Very bummed about it. I hope that there is a solution because it was nice to be able to look at the progress I made in the Heatmap. I’m only 3 months in, so it’s 11 levels worth of reviews completed isn’t that much, but it’s going to bother me if I get to 60 and the data is inaccurate.

5 Likes

While many people might disagree, the fact that many of us continue to use WaniKani shows it’s at least doing something right.

3 Likes

232 days later and still nothing?? I really, really wish we would get an update on this. I have an API application that I really want to make that requires access to this data. I’ve been waiting for months and months now and still you guys won’t give us any information? Every single person in this thread pays you $9 a month, and you won’t even speak to them? I really think we deserve an update. You can’t just revoke peoples’ access to their own data with zero warning and then ignore them when they ask questions about it. I was okay giving you a few days, I was okay giving you a couple months even. But it’s been almost 8 months now. I’m tired of waiting and I’m tired of being ignored. We really deserve an update and it’s rude to ignore us this long.

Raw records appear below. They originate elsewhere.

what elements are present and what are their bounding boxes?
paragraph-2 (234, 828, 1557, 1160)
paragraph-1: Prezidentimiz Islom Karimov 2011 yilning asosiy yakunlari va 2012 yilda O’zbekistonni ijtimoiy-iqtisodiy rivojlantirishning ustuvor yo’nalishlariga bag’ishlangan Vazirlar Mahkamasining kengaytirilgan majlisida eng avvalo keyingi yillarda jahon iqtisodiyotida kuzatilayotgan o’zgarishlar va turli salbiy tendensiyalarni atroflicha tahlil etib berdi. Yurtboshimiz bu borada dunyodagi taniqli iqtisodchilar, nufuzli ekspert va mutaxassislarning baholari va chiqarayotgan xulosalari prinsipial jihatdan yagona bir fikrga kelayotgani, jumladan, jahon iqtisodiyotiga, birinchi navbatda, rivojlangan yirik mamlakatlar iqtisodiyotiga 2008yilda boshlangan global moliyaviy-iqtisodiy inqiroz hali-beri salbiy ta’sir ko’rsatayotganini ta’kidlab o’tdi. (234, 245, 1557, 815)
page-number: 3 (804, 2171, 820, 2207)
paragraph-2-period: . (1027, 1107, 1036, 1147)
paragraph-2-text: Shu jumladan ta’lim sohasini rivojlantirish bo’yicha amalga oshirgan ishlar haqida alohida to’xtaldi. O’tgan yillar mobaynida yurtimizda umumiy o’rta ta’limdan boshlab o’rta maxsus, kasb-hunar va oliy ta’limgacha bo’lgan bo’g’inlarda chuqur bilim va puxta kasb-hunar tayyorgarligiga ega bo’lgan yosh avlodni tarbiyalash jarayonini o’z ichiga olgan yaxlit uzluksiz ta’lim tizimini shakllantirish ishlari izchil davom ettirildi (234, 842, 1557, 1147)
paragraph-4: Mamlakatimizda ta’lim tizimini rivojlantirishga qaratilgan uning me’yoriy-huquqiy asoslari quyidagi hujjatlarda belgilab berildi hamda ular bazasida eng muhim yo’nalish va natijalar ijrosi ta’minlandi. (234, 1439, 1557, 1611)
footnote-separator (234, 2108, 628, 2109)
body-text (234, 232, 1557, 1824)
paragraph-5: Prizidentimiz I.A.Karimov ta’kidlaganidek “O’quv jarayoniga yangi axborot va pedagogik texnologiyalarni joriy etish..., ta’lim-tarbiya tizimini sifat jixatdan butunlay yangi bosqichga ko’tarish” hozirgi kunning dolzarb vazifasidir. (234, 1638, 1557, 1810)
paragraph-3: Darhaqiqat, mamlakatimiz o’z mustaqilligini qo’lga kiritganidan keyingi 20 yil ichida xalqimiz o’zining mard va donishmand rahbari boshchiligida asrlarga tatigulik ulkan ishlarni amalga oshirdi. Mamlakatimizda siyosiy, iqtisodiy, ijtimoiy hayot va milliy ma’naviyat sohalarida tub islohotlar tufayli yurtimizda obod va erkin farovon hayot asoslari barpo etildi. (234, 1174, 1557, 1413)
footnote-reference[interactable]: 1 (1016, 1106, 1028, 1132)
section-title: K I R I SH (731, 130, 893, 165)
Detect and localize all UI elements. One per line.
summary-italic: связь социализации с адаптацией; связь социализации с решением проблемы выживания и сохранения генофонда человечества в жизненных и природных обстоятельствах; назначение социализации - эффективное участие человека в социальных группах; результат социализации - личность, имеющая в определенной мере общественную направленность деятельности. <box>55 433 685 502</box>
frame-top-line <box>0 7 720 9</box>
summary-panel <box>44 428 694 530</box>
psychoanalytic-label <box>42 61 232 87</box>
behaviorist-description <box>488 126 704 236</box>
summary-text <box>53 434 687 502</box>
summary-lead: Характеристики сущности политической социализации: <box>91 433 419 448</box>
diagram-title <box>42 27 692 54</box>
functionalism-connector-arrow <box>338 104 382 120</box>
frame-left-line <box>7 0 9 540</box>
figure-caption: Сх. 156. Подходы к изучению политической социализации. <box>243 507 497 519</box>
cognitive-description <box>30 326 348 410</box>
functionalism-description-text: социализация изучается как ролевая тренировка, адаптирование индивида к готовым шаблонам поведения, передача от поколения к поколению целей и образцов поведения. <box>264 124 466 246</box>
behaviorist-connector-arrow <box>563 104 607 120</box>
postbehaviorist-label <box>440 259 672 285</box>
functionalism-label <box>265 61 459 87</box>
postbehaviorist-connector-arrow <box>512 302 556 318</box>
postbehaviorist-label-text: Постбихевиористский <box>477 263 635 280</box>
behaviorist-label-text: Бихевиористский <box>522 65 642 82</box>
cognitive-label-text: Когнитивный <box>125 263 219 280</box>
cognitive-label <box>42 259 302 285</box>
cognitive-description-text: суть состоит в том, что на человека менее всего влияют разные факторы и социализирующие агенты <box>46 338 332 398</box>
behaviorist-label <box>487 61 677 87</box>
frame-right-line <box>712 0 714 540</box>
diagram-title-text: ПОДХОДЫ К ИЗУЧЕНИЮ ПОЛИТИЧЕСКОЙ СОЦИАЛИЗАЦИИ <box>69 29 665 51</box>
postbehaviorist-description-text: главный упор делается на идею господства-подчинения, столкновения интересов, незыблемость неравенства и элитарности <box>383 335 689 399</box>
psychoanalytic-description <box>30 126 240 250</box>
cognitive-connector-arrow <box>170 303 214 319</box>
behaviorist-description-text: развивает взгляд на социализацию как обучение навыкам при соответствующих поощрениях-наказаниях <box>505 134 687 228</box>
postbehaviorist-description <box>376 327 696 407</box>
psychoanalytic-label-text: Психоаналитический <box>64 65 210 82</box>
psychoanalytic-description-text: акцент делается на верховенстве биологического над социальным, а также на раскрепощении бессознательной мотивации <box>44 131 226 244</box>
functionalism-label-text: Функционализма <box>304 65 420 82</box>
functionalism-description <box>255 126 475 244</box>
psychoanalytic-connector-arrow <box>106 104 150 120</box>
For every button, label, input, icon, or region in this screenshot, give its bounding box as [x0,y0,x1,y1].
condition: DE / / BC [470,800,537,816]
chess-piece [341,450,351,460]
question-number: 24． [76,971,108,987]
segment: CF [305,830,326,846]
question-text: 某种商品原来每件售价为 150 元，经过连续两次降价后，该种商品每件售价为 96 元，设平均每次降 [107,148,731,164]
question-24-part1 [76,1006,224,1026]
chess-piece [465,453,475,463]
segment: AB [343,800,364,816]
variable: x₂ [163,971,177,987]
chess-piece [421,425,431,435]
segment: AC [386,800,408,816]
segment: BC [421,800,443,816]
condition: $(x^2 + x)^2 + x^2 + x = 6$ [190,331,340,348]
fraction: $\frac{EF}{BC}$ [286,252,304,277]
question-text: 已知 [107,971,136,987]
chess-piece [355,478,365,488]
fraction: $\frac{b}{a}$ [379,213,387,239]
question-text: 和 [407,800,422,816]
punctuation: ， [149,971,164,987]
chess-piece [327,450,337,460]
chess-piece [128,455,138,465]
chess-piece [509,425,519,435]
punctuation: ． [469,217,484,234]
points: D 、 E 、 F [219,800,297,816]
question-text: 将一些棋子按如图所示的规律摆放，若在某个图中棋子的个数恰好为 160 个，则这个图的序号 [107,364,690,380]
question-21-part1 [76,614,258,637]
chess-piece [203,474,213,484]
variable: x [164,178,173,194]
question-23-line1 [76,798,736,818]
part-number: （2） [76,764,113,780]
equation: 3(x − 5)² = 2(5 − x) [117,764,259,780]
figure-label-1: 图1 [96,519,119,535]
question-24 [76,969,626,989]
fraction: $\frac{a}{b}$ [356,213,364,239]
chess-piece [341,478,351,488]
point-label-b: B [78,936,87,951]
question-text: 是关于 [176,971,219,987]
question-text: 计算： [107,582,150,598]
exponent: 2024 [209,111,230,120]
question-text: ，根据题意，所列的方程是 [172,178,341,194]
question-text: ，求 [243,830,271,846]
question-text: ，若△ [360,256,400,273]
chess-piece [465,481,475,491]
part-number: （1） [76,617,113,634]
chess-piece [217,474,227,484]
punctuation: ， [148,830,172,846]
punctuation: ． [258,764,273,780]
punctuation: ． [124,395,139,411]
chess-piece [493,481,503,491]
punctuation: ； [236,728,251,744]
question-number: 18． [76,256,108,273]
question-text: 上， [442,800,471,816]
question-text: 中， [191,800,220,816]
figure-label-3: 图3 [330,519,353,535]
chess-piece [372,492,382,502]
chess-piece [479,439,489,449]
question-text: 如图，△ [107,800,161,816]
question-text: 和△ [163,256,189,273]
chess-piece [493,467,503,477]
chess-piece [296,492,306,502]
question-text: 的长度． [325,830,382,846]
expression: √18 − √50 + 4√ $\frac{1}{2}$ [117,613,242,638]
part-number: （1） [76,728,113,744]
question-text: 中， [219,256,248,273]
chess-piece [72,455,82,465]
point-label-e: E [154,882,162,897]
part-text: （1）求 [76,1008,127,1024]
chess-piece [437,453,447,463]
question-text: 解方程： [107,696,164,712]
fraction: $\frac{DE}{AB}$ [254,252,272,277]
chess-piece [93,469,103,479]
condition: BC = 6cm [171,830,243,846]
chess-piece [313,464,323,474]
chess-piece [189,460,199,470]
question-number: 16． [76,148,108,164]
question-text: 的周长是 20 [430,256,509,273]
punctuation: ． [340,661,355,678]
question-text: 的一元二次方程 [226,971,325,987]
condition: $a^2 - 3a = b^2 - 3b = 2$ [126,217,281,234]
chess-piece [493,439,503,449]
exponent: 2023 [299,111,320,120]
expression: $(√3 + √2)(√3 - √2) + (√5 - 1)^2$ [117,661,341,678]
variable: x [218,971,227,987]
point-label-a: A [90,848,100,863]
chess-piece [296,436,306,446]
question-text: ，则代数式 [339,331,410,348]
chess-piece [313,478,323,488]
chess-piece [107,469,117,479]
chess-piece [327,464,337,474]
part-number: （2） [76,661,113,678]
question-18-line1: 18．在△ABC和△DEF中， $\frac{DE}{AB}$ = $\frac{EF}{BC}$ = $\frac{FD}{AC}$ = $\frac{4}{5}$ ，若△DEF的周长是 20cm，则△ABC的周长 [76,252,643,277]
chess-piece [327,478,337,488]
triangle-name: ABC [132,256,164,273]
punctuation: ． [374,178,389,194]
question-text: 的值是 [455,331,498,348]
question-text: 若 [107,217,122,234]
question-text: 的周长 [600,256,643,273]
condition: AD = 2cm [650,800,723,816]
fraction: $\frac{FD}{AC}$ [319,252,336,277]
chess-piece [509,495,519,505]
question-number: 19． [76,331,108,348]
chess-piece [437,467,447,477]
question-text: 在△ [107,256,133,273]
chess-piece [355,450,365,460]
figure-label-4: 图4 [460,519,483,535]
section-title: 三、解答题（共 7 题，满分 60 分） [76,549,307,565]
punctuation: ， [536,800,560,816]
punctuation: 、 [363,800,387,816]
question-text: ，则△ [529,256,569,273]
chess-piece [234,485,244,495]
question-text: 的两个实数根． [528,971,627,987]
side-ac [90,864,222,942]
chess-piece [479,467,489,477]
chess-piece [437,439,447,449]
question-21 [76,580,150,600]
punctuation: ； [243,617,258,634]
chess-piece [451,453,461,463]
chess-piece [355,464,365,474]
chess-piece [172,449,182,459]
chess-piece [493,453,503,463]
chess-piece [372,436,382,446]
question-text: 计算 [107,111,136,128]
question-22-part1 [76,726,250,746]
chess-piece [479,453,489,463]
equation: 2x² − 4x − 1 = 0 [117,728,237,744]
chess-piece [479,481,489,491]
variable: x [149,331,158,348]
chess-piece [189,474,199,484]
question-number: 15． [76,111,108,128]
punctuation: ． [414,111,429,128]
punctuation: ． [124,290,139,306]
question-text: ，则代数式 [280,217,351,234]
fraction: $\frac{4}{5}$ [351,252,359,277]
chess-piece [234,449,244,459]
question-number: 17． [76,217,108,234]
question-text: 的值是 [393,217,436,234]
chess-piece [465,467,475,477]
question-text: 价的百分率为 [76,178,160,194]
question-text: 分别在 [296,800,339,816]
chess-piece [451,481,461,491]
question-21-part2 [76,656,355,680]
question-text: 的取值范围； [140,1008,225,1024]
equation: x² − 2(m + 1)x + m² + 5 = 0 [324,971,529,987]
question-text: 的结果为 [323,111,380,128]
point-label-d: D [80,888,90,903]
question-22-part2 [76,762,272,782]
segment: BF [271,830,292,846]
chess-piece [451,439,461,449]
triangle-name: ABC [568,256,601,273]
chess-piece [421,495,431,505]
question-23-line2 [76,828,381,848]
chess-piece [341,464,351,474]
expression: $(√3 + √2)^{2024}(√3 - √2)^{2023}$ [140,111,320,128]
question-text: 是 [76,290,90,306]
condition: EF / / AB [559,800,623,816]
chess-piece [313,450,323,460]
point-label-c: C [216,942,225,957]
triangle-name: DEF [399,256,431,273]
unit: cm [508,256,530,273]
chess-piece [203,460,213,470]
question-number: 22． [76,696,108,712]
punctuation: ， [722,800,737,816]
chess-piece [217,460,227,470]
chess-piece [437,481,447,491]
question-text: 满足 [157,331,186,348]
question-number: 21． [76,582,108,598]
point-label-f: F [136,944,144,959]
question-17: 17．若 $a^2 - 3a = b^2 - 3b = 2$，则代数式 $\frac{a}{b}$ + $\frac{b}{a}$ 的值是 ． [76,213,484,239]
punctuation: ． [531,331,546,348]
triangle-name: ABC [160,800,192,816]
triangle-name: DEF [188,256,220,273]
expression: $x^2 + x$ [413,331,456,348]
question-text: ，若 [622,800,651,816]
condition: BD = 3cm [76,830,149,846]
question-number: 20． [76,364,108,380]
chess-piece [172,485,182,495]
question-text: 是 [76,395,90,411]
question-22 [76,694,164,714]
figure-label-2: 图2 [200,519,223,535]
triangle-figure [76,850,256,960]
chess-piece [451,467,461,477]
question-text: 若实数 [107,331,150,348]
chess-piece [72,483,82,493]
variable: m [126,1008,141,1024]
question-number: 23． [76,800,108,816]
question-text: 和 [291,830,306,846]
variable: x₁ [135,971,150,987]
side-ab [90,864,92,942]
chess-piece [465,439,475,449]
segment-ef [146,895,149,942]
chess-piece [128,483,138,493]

We’re not just here complaining for the sake of complaining - we’re all here because every one of us lost something that we were paying for. We deserve to have that thing back.

“Technical difficulties” is a fine excuse for a few days. But after 8 months it’s just a lie. I would really appreciate an update. A lot. I’ve been asking for this for months now and I’ve been very consistent. Every week I’m reminded of how much I miss this feature and every week I wonder when it will come back. Please just update us. I am just going to keep asking until you guys do something.

16 Likes

Still no update?

2 Likes

Any estimation to when this will be fixed?

Seeing your heat map show that you did 80 reviews a day after you did close to 400 really lowers one’s motivation. Same with days when you “did not do any reviews”, but actually did hundreds on your mobile app.

I love Wani Kani and just bought a yearly subscription after starting in April and going maximum speed (one level per week), but this kind of thing really makes you wonder what you payed hundreds of dollars for…

4 Likes